Isaac entró primero para inspeccionar el lugar, y lo declaró seguro antes de dejar entrar a los demás.
Los hombres se pusieron a trabajar.
Gideon llevó los conejos que había cazado a la entrada para despellejarlos.
Su habilidad con el cuchillo era experta; quitó limpiamente el pelaje y vació los órganos.
Vertió la sangre lejos de la entrada para evitar atraer a las bestias.
La carne de conejo preparada se colocó temporalmente sobre una piedra plana como reserva.
Kaelan corrió por los alrededores recogiendo un montón de leña.
Eligió específicamente ramas secas y rotas, evitando las húmedas.

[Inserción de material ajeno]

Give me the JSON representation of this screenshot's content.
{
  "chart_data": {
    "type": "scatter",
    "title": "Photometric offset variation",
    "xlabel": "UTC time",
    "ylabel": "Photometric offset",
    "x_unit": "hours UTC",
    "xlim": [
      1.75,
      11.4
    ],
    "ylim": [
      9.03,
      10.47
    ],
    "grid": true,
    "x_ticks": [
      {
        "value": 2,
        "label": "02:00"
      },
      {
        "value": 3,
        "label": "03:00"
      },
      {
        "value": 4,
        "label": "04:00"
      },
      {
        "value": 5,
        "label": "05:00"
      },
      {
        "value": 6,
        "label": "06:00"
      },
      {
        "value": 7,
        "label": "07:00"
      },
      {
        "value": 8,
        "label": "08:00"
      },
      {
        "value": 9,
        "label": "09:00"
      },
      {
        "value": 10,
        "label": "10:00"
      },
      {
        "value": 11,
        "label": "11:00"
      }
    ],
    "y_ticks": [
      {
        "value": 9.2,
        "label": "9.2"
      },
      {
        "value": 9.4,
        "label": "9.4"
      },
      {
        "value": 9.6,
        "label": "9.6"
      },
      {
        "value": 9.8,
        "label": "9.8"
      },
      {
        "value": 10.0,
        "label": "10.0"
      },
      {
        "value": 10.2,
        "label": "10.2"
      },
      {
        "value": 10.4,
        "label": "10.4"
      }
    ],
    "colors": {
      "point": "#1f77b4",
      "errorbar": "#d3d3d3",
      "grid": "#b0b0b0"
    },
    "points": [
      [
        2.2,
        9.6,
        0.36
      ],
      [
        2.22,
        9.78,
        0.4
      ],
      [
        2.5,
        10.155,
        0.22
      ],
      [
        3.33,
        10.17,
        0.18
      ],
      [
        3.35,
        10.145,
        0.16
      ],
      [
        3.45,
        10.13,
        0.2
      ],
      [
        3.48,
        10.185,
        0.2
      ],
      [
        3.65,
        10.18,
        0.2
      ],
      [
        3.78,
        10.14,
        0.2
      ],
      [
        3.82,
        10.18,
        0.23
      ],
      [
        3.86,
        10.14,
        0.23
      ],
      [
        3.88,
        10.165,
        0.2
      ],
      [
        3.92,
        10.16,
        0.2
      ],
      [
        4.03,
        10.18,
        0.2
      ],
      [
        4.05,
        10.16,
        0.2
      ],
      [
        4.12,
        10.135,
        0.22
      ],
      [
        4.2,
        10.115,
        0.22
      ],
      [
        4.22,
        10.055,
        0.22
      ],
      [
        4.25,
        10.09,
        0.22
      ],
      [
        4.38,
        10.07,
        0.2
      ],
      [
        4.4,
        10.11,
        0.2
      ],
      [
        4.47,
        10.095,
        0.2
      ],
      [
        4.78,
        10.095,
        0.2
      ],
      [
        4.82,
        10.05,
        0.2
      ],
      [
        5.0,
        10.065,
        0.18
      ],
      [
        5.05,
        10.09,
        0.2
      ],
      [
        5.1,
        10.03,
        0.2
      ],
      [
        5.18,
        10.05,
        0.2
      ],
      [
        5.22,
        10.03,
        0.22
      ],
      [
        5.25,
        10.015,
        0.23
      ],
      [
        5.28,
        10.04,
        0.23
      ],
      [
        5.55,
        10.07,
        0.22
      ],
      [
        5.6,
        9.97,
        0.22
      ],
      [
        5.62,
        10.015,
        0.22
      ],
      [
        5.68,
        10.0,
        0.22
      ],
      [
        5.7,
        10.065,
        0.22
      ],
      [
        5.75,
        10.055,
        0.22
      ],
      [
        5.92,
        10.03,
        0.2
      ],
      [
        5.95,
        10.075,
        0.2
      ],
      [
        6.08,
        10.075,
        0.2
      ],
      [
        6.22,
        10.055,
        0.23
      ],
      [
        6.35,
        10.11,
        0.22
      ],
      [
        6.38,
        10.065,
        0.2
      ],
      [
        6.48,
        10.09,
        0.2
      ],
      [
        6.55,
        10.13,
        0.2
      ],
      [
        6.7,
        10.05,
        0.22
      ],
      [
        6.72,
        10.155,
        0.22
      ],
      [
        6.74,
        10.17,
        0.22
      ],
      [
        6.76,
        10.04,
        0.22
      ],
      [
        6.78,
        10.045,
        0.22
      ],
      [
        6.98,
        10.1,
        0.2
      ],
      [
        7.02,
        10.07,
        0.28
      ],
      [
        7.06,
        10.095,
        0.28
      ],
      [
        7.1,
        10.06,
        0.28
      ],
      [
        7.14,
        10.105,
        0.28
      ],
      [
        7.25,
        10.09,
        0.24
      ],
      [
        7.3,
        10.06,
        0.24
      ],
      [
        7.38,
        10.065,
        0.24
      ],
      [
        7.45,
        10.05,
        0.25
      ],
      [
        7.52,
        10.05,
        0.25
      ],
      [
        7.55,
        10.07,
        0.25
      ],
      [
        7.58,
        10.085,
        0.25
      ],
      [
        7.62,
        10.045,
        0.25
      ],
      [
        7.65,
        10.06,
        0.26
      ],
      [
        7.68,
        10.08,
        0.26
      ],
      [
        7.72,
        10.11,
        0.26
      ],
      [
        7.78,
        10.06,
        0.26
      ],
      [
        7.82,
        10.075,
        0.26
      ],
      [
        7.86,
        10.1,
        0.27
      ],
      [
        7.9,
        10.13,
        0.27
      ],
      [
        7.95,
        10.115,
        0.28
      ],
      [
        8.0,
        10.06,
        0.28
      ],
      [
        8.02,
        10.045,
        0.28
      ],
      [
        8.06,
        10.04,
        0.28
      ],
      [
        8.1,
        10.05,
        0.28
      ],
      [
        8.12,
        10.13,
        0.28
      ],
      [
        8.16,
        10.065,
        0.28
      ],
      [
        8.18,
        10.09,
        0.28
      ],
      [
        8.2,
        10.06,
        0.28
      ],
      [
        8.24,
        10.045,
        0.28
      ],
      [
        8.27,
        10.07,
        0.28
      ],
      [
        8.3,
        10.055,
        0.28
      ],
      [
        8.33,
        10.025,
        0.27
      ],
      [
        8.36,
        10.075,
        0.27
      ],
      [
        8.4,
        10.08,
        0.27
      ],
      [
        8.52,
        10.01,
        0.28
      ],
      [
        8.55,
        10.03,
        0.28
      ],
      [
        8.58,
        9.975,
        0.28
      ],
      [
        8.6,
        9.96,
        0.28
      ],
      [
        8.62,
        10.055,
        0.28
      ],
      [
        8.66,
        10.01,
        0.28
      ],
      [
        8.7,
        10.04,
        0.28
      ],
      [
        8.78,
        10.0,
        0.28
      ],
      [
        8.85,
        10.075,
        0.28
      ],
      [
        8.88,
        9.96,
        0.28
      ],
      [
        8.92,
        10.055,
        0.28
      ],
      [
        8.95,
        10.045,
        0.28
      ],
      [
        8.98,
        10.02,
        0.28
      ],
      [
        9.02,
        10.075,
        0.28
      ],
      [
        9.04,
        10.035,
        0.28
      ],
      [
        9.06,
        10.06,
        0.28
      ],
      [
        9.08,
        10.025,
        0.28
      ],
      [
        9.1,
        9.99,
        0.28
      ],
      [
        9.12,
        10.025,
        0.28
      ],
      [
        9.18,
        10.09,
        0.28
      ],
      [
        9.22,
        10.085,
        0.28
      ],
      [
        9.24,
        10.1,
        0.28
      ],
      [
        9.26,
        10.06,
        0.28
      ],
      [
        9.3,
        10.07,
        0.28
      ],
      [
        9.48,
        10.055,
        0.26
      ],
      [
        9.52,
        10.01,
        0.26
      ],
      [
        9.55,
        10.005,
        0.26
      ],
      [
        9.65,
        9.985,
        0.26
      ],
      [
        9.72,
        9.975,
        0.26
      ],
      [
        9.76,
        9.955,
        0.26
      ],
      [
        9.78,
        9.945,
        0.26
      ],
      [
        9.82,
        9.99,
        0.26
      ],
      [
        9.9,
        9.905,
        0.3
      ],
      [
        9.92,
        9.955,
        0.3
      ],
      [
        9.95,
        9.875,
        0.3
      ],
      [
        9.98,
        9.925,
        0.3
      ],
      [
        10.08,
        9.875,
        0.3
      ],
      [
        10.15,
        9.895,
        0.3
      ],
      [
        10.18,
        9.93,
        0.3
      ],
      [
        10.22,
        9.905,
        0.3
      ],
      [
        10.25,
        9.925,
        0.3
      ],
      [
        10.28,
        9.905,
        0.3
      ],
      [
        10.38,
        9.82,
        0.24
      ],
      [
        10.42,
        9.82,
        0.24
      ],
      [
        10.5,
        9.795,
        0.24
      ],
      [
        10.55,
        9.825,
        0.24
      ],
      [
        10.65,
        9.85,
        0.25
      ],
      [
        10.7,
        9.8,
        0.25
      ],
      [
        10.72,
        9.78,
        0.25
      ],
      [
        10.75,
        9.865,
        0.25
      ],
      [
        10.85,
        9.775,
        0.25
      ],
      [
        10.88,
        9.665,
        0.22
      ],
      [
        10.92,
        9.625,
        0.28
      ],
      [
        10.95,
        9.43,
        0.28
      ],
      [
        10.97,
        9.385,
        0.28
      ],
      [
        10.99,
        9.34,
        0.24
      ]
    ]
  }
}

Cada una tenía la longitud adecuada, conveniente para añadirla al fuego.
Haciendo varios viajes, acumuló una pequeña pila de combustible utilizable.
Evan usó energía espiritual para secar la madera húmeda y encendió rápidamente un fuego en medio de la cueva.
La llama era débil al principio, pero bajo su control continuo, se fue haciendo cada vez más fuerte.
Isaac sacó las setas y el jengibre recogidos y los lavó con el agua que traían.
Los ingredientes limpios se dispusieron ordenadamente, listos para cocinar.
Serafina se sentó a un lado, observando a estas personas ocupadas con sus tareas, y sintió una gran calidez en su corazón.
Cada persona contribuía genuinamente al grupo.
Esta estabilidad la hacía sentirse segura y apreciar aún más cada momento que tenía ante ella.